2. The composite thermally conductive pad according to claim 1, characterized in that: An insulating and thermally conductive layer is provided within the adhesive conductive layer; the insulating and thermally conductive layer is used to prevent short-circuit current from being conducted to the heat sink when a short circuit occurs in the heating element.
3. The composite thermally conductive pad according to claim 2, characterized in that: The insulating and thermally conductive layer is a boron nitride layer.
4. The composite thermally conductive pad according to claim 1, characterized in that: The connecting frame is a graphene connecting frame, the heat-conducting sheet is a graphene heat-conducting sheet, and the heat-conducting plate is a graphene heat-conducting plate.

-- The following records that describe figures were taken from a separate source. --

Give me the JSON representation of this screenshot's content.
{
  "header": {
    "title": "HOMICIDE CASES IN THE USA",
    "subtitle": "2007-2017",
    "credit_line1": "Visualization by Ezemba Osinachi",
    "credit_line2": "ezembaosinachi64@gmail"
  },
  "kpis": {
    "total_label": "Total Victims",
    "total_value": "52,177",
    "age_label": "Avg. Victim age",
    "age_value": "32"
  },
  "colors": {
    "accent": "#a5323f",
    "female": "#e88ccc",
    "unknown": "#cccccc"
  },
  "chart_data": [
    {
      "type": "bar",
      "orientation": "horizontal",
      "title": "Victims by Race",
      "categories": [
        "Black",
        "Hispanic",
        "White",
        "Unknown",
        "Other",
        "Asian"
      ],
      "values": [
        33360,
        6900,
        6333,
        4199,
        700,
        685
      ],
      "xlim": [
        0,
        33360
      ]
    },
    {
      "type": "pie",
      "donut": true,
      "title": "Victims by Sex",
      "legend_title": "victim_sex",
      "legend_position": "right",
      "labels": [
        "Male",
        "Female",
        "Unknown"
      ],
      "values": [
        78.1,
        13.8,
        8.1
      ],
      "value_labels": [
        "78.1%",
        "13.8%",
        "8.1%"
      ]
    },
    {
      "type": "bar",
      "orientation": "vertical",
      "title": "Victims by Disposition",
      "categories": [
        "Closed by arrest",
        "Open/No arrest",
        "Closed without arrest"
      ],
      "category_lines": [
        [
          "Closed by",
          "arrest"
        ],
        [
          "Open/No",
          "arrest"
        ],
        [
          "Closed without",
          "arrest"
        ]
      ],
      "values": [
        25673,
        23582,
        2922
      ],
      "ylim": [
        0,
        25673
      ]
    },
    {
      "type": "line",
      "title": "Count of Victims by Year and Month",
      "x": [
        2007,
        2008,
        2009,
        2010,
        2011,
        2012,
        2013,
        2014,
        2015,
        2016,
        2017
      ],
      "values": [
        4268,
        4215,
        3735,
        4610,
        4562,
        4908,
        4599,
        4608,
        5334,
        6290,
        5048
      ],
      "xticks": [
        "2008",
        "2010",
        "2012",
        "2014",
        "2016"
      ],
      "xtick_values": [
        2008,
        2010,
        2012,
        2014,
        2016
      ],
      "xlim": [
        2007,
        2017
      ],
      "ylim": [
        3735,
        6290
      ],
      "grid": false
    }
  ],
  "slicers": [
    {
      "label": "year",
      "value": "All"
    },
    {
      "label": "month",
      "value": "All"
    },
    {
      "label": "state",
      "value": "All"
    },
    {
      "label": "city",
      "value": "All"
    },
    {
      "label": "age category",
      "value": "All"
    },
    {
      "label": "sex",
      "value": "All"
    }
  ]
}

5. A composite thermally conductive pad according to claim 1, characterized in that: The heat-conducting spring is a beryllium copper alloy heat-conducting spring.
6. A composite thermally conductive pad according to claim 1, characterized in that: The thermally conductive powder is graphene thermally conductive powder or silver thermally conductive powder.
7. A composite thermally conductive pad according to claim 1, characterized in that: The heat-conducting wire is a silver-plated silk heat-conducting wire.
8. A composite thermally conductive pad according to claim 1, characterized in that: The adhesive conductive layer is an ultra-soft substrate material layer, which is a cured thermally conductive silicone.
9. A composite thermally conductive pad according to claim 1, characterized in that: The thermal composite is a Ni-Ti shape memory alloy thermal composite.